The most typical means by which banks and other digital lending platforms violate customers’ data privacy rights is through the forceful access to a borrower’s device to extract phone contact and location data.

This sort of violation led to the enforcement action against sokoloans, a digital loan company that resulted in the imposition of a ₦10,000,000 fine by NITDA.

This fine is the highest imposed and shows the extent to which NITDA can wield the big stick to protect individuals’ data privacy right. In this case, sokoloan granted customers uncollateralised loans after they have downloaded its mobile application on their phone.

The sokoloan application can access the customer’s phone contacts, and when the customer defaults in repayment, spam messages were sent to the phone contacts of the customer. NITDA considered this to be an ‘Illegal data sharing without appropriate lawful basis, contrary to Article 2.2 of the NDPR.’

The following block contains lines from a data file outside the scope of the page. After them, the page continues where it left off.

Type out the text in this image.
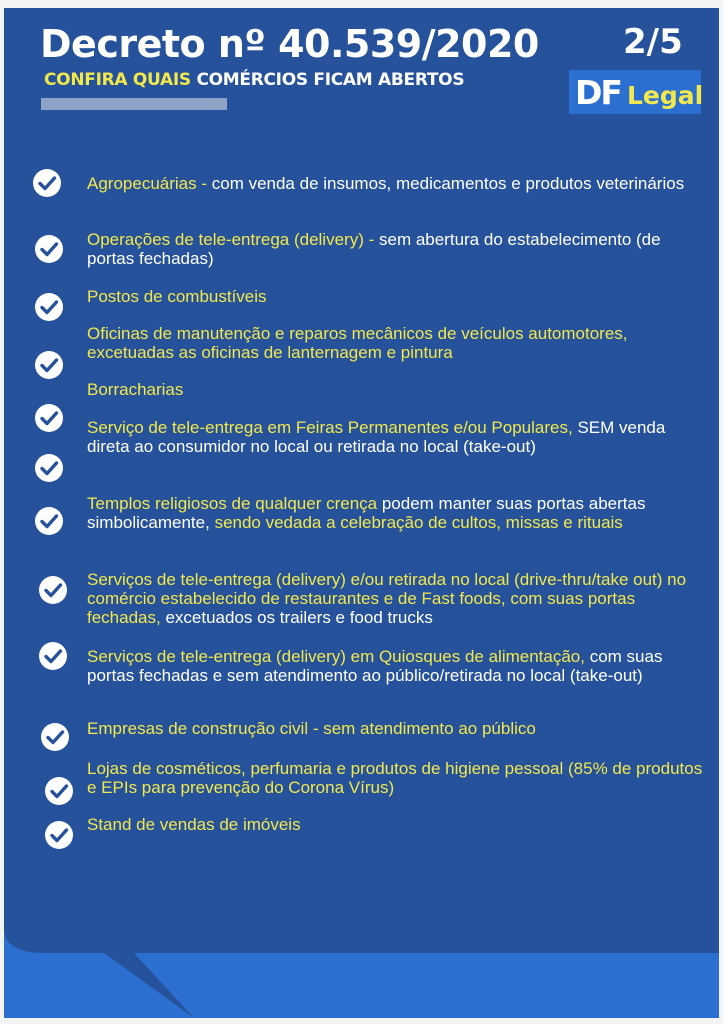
Decreto nº 40.539/2020

CONFIRA QUAIS COMÉRCIOS FICAM ABERTOS

2/5
DF Legal
Agropecuárias - com venda de insumos, medicamentos e produtos veterinários
Operações de tele-entrega (delivery) - sem abertura do estabelecimento (de portas fechadas)
Postos de combustíveis
Oficinas de manutenção e reparos mecânicos de veículos automotores, excetuadas as oficinas de lanternagem e pintura
Borracharias
Serviço de tele-entrega em Feiras Permanentes e/ou Populares, SEM venda direta ao consumidor no local ou retirada no local (take-out)
Templos religiosos de qualquer crença podem manter suas portas abertas simbolicamente, sendo vedada a celebração de cultos, missas e rituais
Serviços de tele-entrega (delivery) e/ou retirada no local (drive-thru/take out) no comércio estabelecido de restaurantes e de Fast foods, com suas portas fechadas, excetuados os trailers e food trucks
Serviços de tele-entrega (delivery) em Quiosques de alimentação, com suas portas fechadas e sem atendimento ao público/retirada no local (take-out)
Empresas de construção civil - sem atendimento ao público
Lojas de cosméticos, perfumaria e produtos de higiene pessoal (85% de produtos e EPIs para prevenção do Corona Vírus)
Stand de vendas de imóveis
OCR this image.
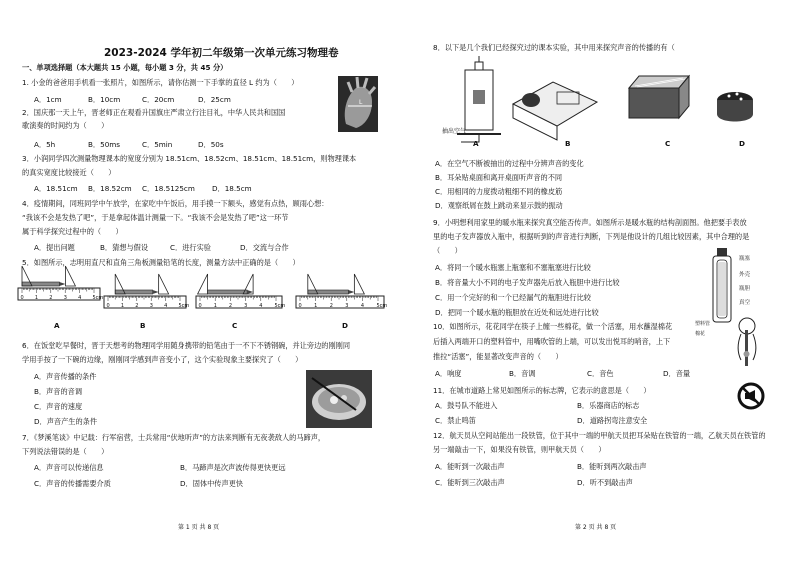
2023-2024 学年初二年级第一次单元练习物理卷
一、单项选择题（本大题共 15 小题，每小题 3 分，共 45 分）
1. 小金的爸爸用手机看一张照片，如图所示，请你估测一下手掌的直径 L 约为（　　）
A．1cm	B．10cm	C．20cm	D．25cm	L
2．国庆那一天上午，晋老师正在观看升国旗庄严肃立行注目礼，中华人民共和国国
歌演奏的时间约为（　　）
A．5h	B．50ms	C．5min	D．50s
3．小润同学四次测量物理课本的宽度分别为 18.51cm、18.52cm、18.51cm、18.51cm，则物理课本
的真实宽度比较接近（　　）
A．18.51cm B．18.52cm C．18.5125cm D．18.5cm
4．疫情期间，同班同学中午放学，在家吃中午饭后，用手摸一下额头，感觉有点热，顾雨心想：
“我该不会是发热了吧”，于是拿起体温计测量一下。“我该不会是发热了吧”这一环节
属于科学探究过程中的（　　）
A．提出问题	B．猜想与假设	C．进行实验	D．交流与合作
5．如图所示，志明用直尺和直角三角板测量铅笔的长度，测量方法中正确的是（　　）
0 1 2 3 4 5cm
0 1 2 3 4 5cm 0 1 2 3 4 5cm	0 1 2 3 4 5cm
A	B	C	D
6．在饭堂吃早餐时，晋于天想考的物理同学用随身携带的铅笔由于一不下不锈钢碗，并让旁边的刚刚同
学用手按了一下碗的边缘，刚刚同学感到声音变小了，这个实验现象主要探究了（　　）
A．声音传播的条件
B．声音的音调
C．声音的速度
D．声音产生的条件
7．《梦溪笔谈》中记载：行军宿营，士兵常用“伏地听声”的方法来判断有无夜袭敌人的马蹄声，
下列说法错误的是（　　）
A．声音可以传递信息	B．马蹄声是次声波传得更快更远
C．声音的传播需要介质	D．固体中传声更快
第 1 页 共 8 页
8．以下是几个我们已经探究过的课本实验，其中用来探究声音的传播的有（
抽出空气
A	B	C	D
A．在空气不断被抽出的过程中分辨声音的变化
B．耳朵贴桌面和离开桌面听声音的不同
C．用相同的力度拨动粗细不同的橡皮筋
D．观察纸屑在鼓上跳动来显示鼓的振动
9．小明想利用家里的暖水瓶来探究真空能否传声。如图所示是暖水瓶的结构剖面图。他把要手表放
里的电子发声器放入瓶中，根据听到的声音进行判断，下列是他设计的几组比较因素，其中合理的是
（　　）
A．将同一个暖水瓶塞上瓶塞和不塞瓶塞进行比较
B．将音量大小不同的电子发声器先后放入瓶胆中进行比较
C．用一个完好的和一个已经漏气的瓶胆进行比较
D．把同一个暖水瓶的瓶胆放在近处和远处进行比较
瓶塞
外壳
瓶胆
真空
10．如图所示，花花同学在筷子上缠一些棉花，做一个活塞，用水蘸湿棉花
后插入两端开口的塑料管中，用嘴吹管的上端，可以发出悦耳的哨音，上下
推拉“活塞”，能显著改变声音的（　　）
A．响度	B．音调	C．音色	D．音量
塑料管
棉花
11．在城市道路上常见如图所示的标志牌，它表示的意思是（　　）
A．鼓号队不能进入	B．乐器商店的标志
C．禁止鸣笛	D．道路拐弯注意安全
12．航天员从空间站能出一段铁管，位于其中一端的甲航天员把耳朵贴在铁管的一端，乙航天员在铁管的
另一端敲击一下，如果没有铁管，则甲航天员（　　）
A．能听到一次敲击声	B．能听到两次敲击声
C．能听到三次敲击声	D．听不到敲击声
第 2 页 共 8 页
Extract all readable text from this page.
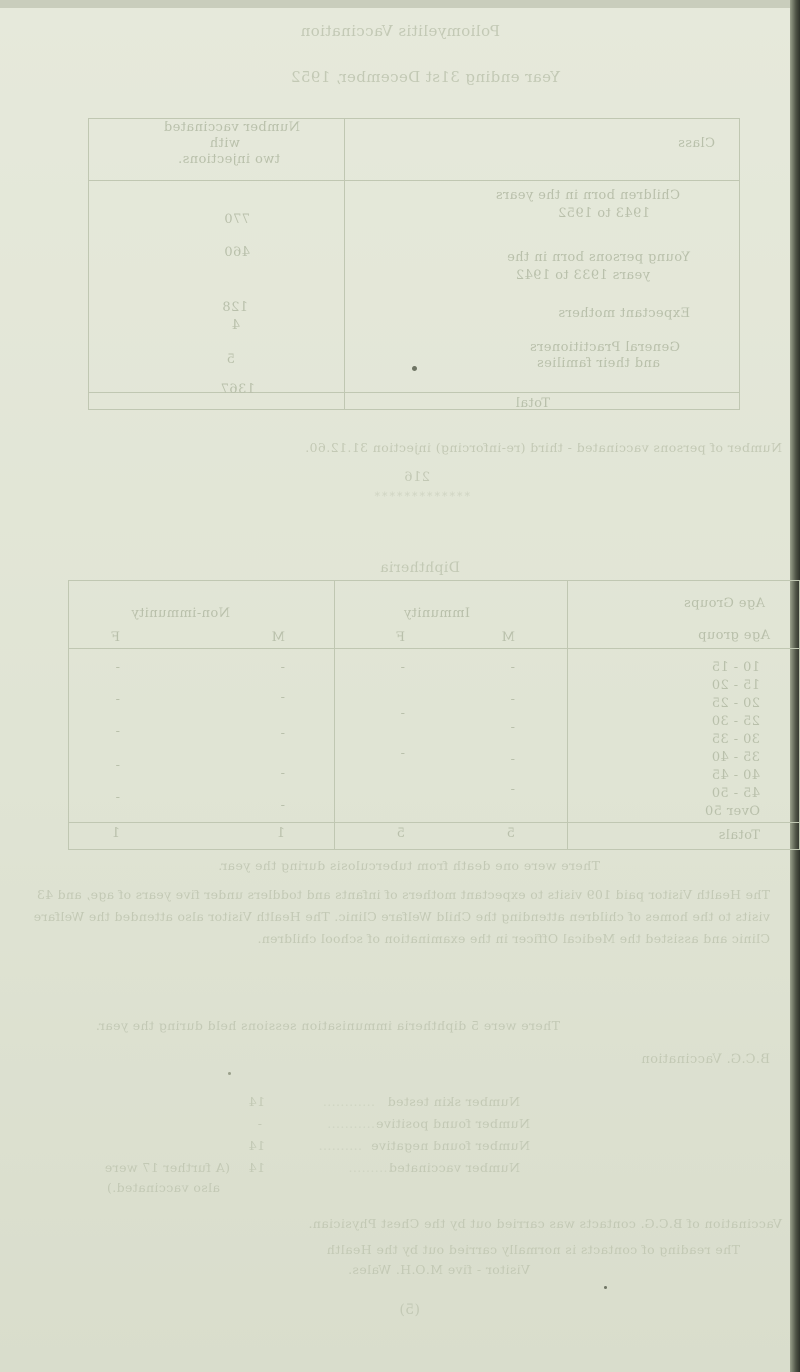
Poliomyelitis Vaccination
Year ending 31st December, 1952
Number vaccinated
with
two injections.
Class
770
Children born in the years
1943 to 1952
460	Young persons born in the
years 1933 to 1942
128	Expectant mothers
4
General Practitioners
and their families
5
1367
Total
Number of persons vaccinated - third (re-inforcing) injection 31.12.60.
216
*************
Diphtheria
Age Groups
Age group
Immunity
Non-immunity
M
F
M
F
10 - 15
15 - 20
20 - 25
25 - 30
30 - 35
35 - 40
40 - 45
45 - 50
Over 50
Totals
5
5
1
1
-
-
-
-
-
-
-
-
-
-
-
-
-
-
-
-
-
-
There were one death from tuberculosis during the year.
The Health Visitor paid 109 visits to expectant mothers of infants and toddlers under five years of age, and 43 visits to the homes of children attending the Child Welfare Clinic. The Health Visitor also attended the Welfare Clinic and assisted the Medical Officer in the examination of school children.
There were 5 diphtheria immunisation sessions held during the year.
B.C.G. Vaccination
Number skin tested
............
14
Number found positive
...........
-
Number found negative
..........
14
Number vaccinated
.............
14
(A further 17 were
also vaccinated.)
Vaccination of B.C.G. contacts was carried out by the Chest Physician.
The reading of contacts is normally carried out by the Health
Visitor - five M.O.H. Wales.
(5)
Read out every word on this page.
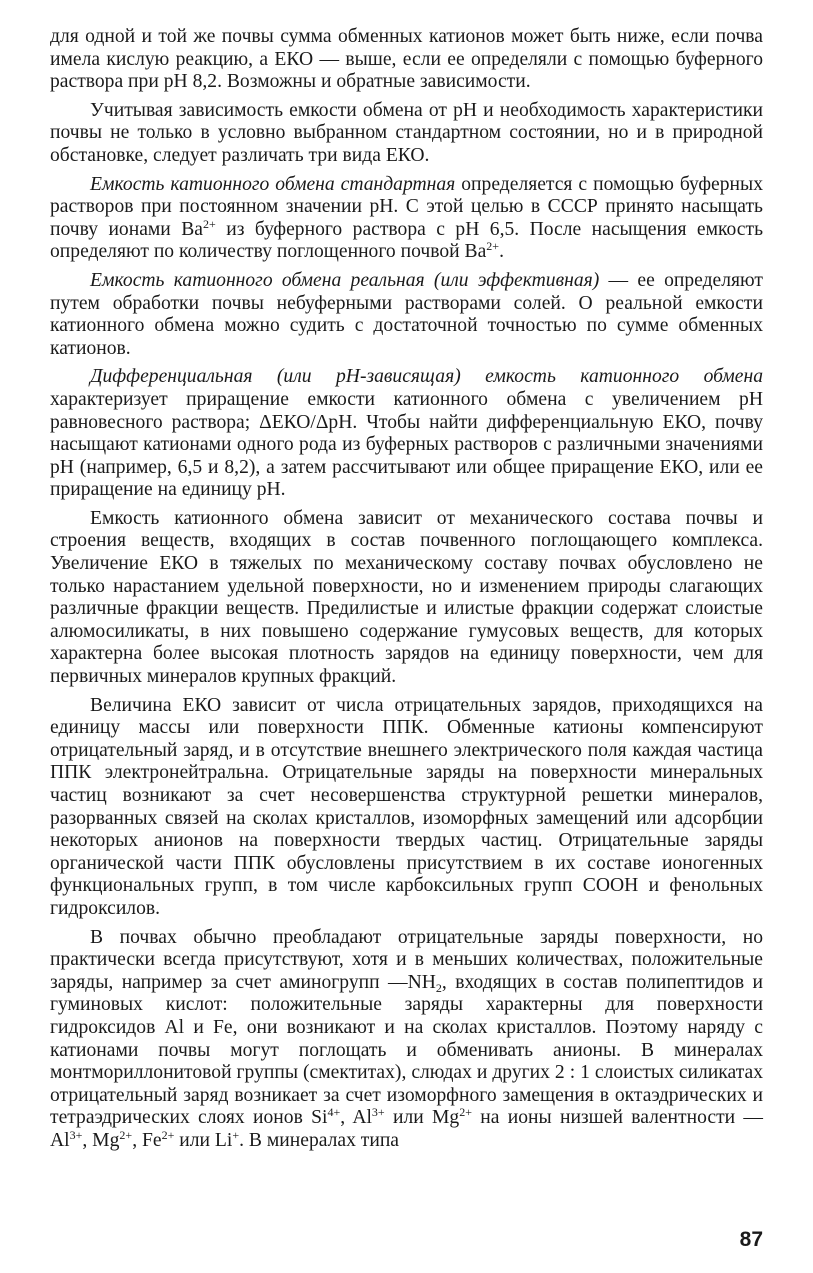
для одной и той же почвы сумма обменных катионов может быть ниже, если почва имела кислую реакцию, а ЕКО — выше, если ее определяли с помощью буферного раствора при pH 8,2. Возможны и обратные зависимости.

Учитывая зависимость емкости обмена от pH и необходимость характеристики почвы не только в условно выбранном стандартном состоянии, но и в природной обстановке, следует различать три вида ЕКО.

Емкость катионного обмена стандартная определяется с помощью буферных растворов при постоянном значении pH. С этой целью в СССР принято насыщать почву ионами $Ba^{2+}$ из буферного раствора с pH 6,5. После насыщения емкость определяют по количеству поглощенного почвой $Ba^{2+}$.

Емкость катионного обмена реальная (или эффективная) — ее определяют путем обработки почвы небуферными растворами солей. О реальной емкости катионного обмена можно судить с достаточной точностью по сумме обменных катионов.

Дифференциальная (или pH-зависящая) емкость катионного обмена характеризует приращение емкости катионного обмена с увеличением pH равновесного раствора; ΔЕКО/ΔpH. Чтобы найти дифференциальную ЕКО, почву насыщают катионами одного рода из буферных растворов с различными значениями pH (например, 6,5 и 8,2), а затем рассчитывают или общее приращение ЕКО, или ее приращение на единицу pH.

Емкость катионного обмена зависит от механического состава почвы и строения веществ, входящих в состав почвенного поглощающего комплекса. Увеличение ЕКО в тяжелых по механическому составу почвах обусловлено не только нарастанием удельной поверхности, но и изменением природы слагающих различные фракции веществ. Предилистые и илистые фракции содержат слоистые алюмосиликаты, в них повышено содержание гумусовых веществ, для которых характерна более высокая плотность зарядов на единицу поверхности, чем для первичных минералов крупных фракций.

Величина ЕКО зависит от числа отрицательных зарядов, приходящихся на единицу массы или поверхности ППК. Обменные катионы компенсируют отрицательный заряд, и в отсутствие внешнего электрического поля каждая частица ППК электронейтральна. Отрицательные заряды на поверхности минеральных частиц возникают за счет несовершенства структурной решетки минералов, разорванных связей на сколах кристаллов, изоморфных замещений или адсорбции некоторых анионов на поверхности твердых частиц. Отрицательные заряды органической части ППК обусловлены присутствием в их составе ионогенных функциональных групп, в том числе карбоксильных групп COOH и фенольных гидроксилов.

В почвах обычно преобладают отрицательные заряды поверхности, но практически всегда присутствуют, хотя и в меньших количествах, положительные заряды, например за счет аминогрупп $—NH_2$, входящих в состав полипептидов и гуминовых кислот: положительные заряды характерны для поверхности гидроксидов Al и Fe, они возникают и на сколах кристаллов. Поэтому наряду с катионами почвы могут поглощать и обменивать анионы. В минералах монтмориллонитовой группы (смектитах), слюдах и других 2 : 1 слоистых силикатах отрицательный заряд возникает за счет изоморфного замещения в октаэдрических и тетраэдрических слоях ионов $Si^{4+}$, $Al^{3+}$ или $Mg^{2+}$ на ионы низшей валентности — $Al^{3+}$, $Mg^{2+}$, $Fe^{2+}$ или Li+. В минералах типа

87
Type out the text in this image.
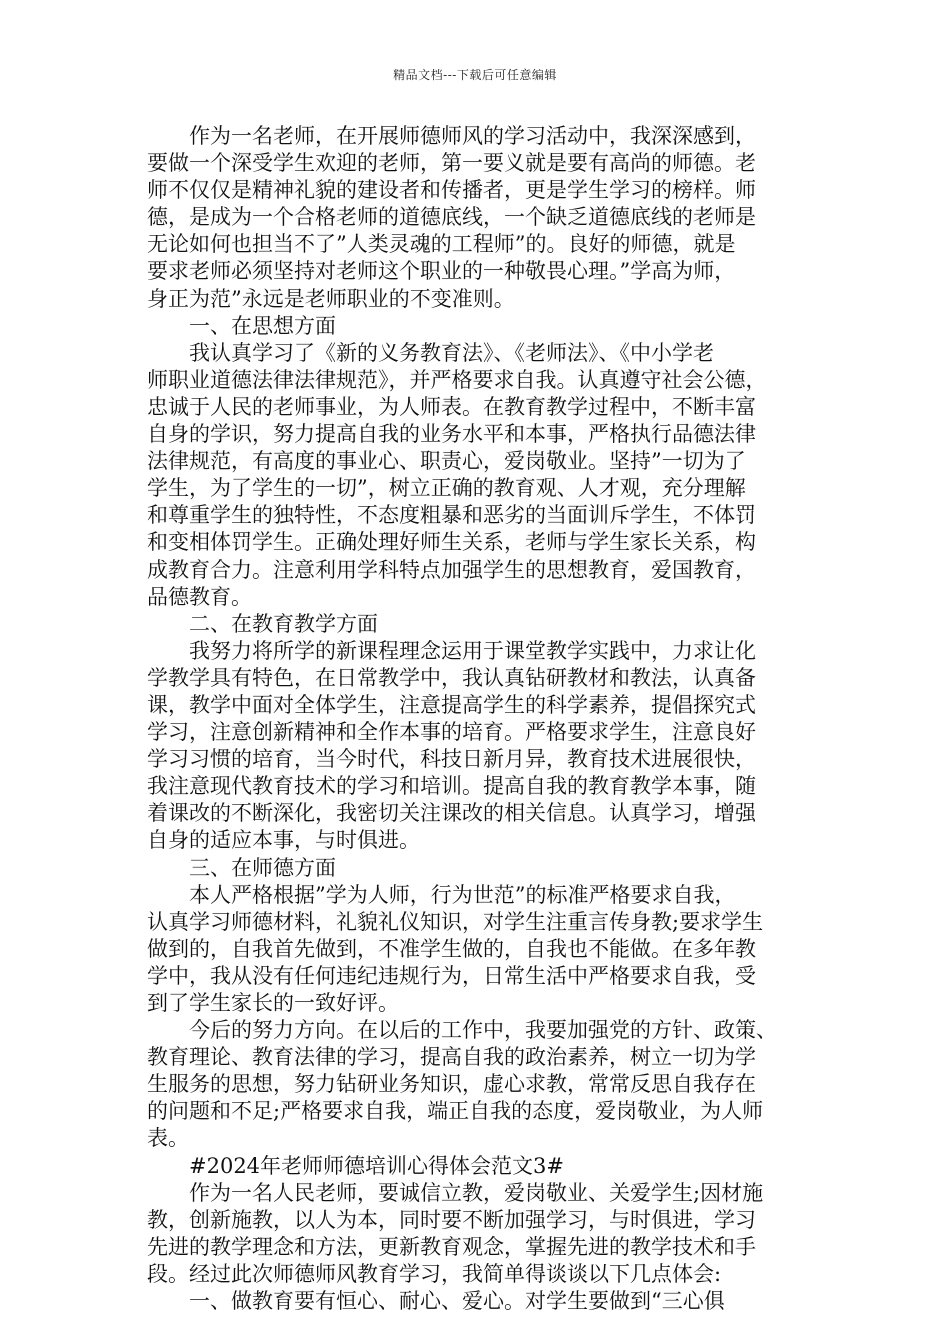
精品文档---下载后可任意编辑
作为一名老师，在开展师德师风的学习活动中，我深深感到，
要做一个深受学生欢迎的老师，第一要义就是要有高尚的师德。老
师不仅仅是精神礼貌的建设者和传播者，更是学生学习的榜样。师
德，是成为一个合格老师的道德底线，一个缺乏道德底线的老师是
无论如何也担当不了”人类灵魂的工程师”的。良好的师德，就是
要求老师必须坚持对老师这个职业的一种敬畏心理。”学高为师，
身正为范”永远是老师职业的不变准则。
一、在思想方面
我认真学习了《新的义务教育法》、《老师法》、《中小学老
师职业道德法律法律规范》，并严格要求自我。认真遵守社会公德，
忠诚于人民的老师事业，为人师表。在教育教学过程中，不断丰富
自身的学识，努力提高自我的业务水平和本事，严格执行品德法律
法律规范，有高度的事业心、职责心，爱岗敬业。坚持”一切为了
学生，为了学生的一切”，树立正确的教育观、人才观，充分理解
和尊重学生的独特性，不态度粗暴和恶劣的当面训斥学生，不体罚
和变相体罚学生。正确处理好师生关系，老师与学生家长关系，构
成教育合力。注意利用学科特点加强学生的思想教育，爱国教育，
品德教育。
二、在教育教学方面
我努力将所学的新课程理念运用于课堂教学实践中，力求让化
学教学具有特色，在日常教学中，我认真钻研教材和教法，认真备
课，教学中面对全体学生，注意提高学生的科学素养，提倡探究式
学习，注意创新精神和全作本事的培育。严格要求学生，注意良好
学习习惯的培育，当今时代，科技日新月异，教育技术进展很快，
我注意现代教育技术的学习和培训。提高自我的教育教学本事，随
着课改的不断深化，我密切关注课改的相关信息。认真学习，增强
自身的适应本事，与时俱进。
三、在师德方面
本人严格根据”学为人师，行为世范”的标准严格要求自我，
认真学习师德材料，礼貌礼仪知识，对学生注重言传身教;要求学生
做到的，自我首先做到，不准学生做的，自我也不能做。在多年教
学中，我从没有任何违纪违规行为，日常生活中严格要求自我，受
到了学生家长的一致好评。
今后的努力方向。在以后的工作中，我要加强党的方针、政策、
教育理论、教育法律的学习，提高自我的政治素养，树立一切为学
生服务的思想，努力钻研业务知识，虚心求教，常常反思自我存在
的问题和不足;严格要求自我，端正自我的态度，爱岗敬业，为人师
表。
#2024年老师师德培训心得体会范文3#
作为一名人民老师，要诚信立教，爱岗敬业、关爱学生;因材施
教，创新施教，以人为本，同时要不断加强学习，与时俱进，学习
先进的教学理念和方法，更新教育观念，掌握先进的教学技术和手
段。经过此次师德师风教育学习，我简单得谈谈以下几点体会:
一、做教育要有恒心、耐心、爱心。对学生要做到“三心俱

Peace Adebola Okeshola said, “despite that Nigeria lacks a formal statute governing data privacy and protection, NITDA commendably issued NDPR in 2019, which expressly covers data privacy and protection in Nigeria.”

The NDPR includes provisions for data subjects’ rights, data controllers’ and processors’ obligations, and data transmission to a foreign area, among other things.

The lawyer added that Section 37 of the Constitution of the Federal Republic of Nigeria 1999 (as amended) (‘the Constitution’) establishes data protection as a constitutional right in Nigeria. As a result, data protection has been the responsibility of each sector’s regulatory authority.

The Nigerian Communications Commission (NCC) governs data collected or processed by Internet service providers and telecommunications firms, while the Central Bank of Nigeria (CBN) monitors financial data protection.

However, she said, “despite the regulations on data protection, there have been continuing customer complaints regarding unjustifiable, illegal and dubious payback enforcement techniques employed by online loan banks. “We have seen instances where bogus allegations have been made by these online loan banks calling and texting their defaulters contacts making baseless acquisitions and addressing them as criminals, dubious persons, kidnappers, etc. These continuing customer complaints regarding dubious payback enforcement techniques, including public shaming and privacy invasions, have resulted in enormous and justifiable consumer annoyance and unhappiness.

“It is surprising how these online loan agencies access the debtors’ contacts and defame their debtors. Nigeria’s online fintech environment has been abused, borrowers have been faced with branding and shaming, with their privacy compromised in the name of loan collection.”

The lawyer continued, “while NITDA, in an attempt to curb this excess of online loan platforms and their vehement disregard of the rights of the debtors, has set a penalty of N10 million on any online lending platform that acts in disregard of the reputation and engages in data privacy invasion. However, many of them continue to operate in violation of NDPR.

“The data invasion of these online loan platforms is a constitutional breach and should be treated as such. The penalty placed by the NDPR might not remedy the harm caused by the defamation and breach of privacy. More punitive sanctions should be meted on defaulting Platforms to serve as deterrent.”